A população turca não sabe que está a ser enganada

Essas novas normas são sinónimo de uma melhoria da qualidade de vida. A disciplina que a sua aplicação implica envolve, portanto, o risco de causar o descontentamento de um certo número de setores, que poderiam voltar-se contra um Governo que prefere não os ter como inimigos. Mas porque será que este Governo, que tem tanto medo de indispor setores tão pouco respeitadores das regras, não receia a reação da população, que é sistematicamente explorada por esses mesmos setores? Simplesmente porque essa população não sabe que está a ser enganada e porque não há ninguém que lhe explique isso.

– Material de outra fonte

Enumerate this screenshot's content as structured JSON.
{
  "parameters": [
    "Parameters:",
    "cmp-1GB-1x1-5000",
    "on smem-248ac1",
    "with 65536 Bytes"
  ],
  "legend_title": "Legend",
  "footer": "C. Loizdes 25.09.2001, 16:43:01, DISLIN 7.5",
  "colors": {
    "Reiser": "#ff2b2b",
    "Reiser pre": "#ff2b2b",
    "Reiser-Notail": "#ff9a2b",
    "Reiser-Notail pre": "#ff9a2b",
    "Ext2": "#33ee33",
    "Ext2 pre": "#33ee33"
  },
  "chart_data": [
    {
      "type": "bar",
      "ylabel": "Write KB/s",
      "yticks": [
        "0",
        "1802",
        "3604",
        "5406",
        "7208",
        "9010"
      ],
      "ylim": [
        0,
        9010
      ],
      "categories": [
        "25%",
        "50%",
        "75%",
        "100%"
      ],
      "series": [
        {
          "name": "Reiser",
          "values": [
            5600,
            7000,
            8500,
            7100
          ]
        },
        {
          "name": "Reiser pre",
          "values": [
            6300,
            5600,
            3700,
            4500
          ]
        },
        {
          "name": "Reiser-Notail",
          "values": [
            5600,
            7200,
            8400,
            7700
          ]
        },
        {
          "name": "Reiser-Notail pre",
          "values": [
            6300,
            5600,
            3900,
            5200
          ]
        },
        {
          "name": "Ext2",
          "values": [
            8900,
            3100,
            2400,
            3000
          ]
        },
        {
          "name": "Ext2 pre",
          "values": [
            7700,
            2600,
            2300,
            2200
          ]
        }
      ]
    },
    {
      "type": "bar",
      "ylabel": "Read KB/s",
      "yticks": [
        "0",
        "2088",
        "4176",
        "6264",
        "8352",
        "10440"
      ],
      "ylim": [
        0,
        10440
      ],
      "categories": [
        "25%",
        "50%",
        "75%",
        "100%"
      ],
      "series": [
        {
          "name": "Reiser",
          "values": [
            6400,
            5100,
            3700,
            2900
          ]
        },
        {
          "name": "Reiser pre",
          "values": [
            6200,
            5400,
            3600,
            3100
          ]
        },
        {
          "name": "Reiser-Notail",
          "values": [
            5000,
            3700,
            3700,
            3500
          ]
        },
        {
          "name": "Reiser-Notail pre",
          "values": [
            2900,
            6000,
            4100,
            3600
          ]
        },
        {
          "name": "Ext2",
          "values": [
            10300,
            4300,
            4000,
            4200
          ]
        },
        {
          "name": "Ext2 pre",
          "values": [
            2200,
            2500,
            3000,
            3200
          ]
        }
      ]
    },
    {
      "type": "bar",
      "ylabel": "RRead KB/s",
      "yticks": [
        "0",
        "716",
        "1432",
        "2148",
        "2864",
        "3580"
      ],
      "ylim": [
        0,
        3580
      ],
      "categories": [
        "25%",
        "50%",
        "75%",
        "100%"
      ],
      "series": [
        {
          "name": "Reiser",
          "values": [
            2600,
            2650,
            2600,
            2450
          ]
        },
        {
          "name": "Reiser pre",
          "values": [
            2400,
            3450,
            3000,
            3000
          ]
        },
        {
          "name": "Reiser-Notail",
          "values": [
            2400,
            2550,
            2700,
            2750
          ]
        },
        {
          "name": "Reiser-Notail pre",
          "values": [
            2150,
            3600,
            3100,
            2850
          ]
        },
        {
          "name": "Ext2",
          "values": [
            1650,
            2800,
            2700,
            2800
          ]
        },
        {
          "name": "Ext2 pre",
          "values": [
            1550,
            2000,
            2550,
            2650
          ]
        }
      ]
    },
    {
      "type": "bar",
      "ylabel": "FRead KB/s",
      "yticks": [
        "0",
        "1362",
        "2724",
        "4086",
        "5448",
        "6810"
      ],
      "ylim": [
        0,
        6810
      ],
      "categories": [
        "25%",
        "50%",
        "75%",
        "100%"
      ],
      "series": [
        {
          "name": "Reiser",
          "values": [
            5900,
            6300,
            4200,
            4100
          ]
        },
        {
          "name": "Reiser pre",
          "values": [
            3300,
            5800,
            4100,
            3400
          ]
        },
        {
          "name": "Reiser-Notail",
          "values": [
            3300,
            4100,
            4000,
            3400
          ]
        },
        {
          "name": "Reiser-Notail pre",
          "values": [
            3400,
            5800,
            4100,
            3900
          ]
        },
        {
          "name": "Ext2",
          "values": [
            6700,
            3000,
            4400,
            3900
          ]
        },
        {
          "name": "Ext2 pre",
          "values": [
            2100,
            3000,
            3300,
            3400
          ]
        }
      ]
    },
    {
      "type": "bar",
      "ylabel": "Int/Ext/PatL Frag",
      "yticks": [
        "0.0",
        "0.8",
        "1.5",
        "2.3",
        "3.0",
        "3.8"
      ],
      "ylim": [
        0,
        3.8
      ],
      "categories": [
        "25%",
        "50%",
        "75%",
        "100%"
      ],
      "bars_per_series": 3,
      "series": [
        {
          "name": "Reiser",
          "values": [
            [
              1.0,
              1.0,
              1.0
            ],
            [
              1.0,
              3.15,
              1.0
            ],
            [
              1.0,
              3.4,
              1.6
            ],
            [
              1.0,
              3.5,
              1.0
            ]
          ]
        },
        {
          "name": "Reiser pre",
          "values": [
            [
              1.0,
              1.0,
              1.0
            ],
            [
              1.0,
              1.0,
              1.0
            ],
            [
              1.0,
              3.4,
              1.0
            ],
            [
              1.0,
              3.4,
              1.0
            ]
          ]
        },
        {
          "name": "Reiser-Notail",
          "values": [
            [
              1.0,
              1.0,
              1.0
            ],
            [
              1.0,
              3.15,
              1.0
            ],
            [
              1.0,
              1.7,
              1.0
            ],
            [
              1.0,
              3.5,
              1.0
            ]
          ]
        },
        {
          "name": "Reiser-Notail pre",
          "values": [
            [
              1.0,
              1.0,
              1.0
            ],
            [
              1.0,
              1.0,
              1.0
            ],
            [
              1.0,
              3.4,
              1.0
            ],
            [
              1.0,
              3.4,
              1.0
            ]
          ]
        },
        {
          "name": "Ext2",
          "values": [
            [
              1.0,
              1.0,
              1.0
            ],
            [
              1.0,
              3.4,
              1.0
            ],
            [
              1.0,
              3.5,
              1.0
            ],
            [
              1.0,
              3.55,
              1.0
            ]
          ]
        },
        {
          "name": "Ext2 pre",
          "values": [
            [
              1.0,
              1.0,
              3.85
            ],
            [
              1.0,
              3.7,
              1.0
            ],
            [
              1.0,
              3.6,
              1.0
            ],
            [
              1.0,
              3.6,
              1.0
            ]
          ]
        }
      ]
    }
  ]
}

Consideremos apenas o caso da saúde alimentar e vejamos tudo quanto o Governo não fez. Se a Turquia fizesse tudo o que devia nessa área, a população deixaria de comer carne estragada, deixaria de ser envenenada e as mulheres grávidas deixariam de perder os bebés [o Taraf revelou recentemente a negligência do Governo no caso de um enorme escândalo de carne contaminada que era comercializada]. A população ignora evidentemente tudo isto. Nem os «media» nem a oposição lhe explicam esta triste realidade.

A oposição, por ter medo da democracia, e o Governo, porque não quer perder votos, fecham os olhos ao envenenamento da população e não fazem nada para que as normas europeias de qualidade possam ser aplicadas na Turquia. Por isso, fazem falta meios de comunicação que informem e uma população que exija os seus direitos. Enquanto isso não existir, a classe política turca nada fará para impedir tais intoxicações. Eis mais um motivo pelo qual as negociações não avançam.

Adesão da Turquia

Um referendo europeu para decidir a questão?

Egemen Bağış, o negociador principal da Turquia com a UE, propôs recentemente a realização de um referendo sobre a adesão do seu país, na Turquia e em todos os Estados-membros da União, noticia The Guardian. "A palavra ‘referendo’ é utilizada para atemorizar os dirigentes da UE, mas a ideia tem algum mérito", considera este diário londrino. Porque, "uma vez resolvidos os obstáculos à adesão, a proposta de um referendo permitirá resolver a questão espinhosa de saber se o resultado final deve ser uma parceria ou uma união política". Porque, como declarou um dia o Presidente turco, Abdullah Gül, "a coisa mais importante não é entrar na União mas adotar as suas regras". Na altura, Abdullah Gül sublinhou que, uma vez concluído o processo de adesão, a Turquia poderia, como fez a Noruega, em 1972, optar por não entrar na UE.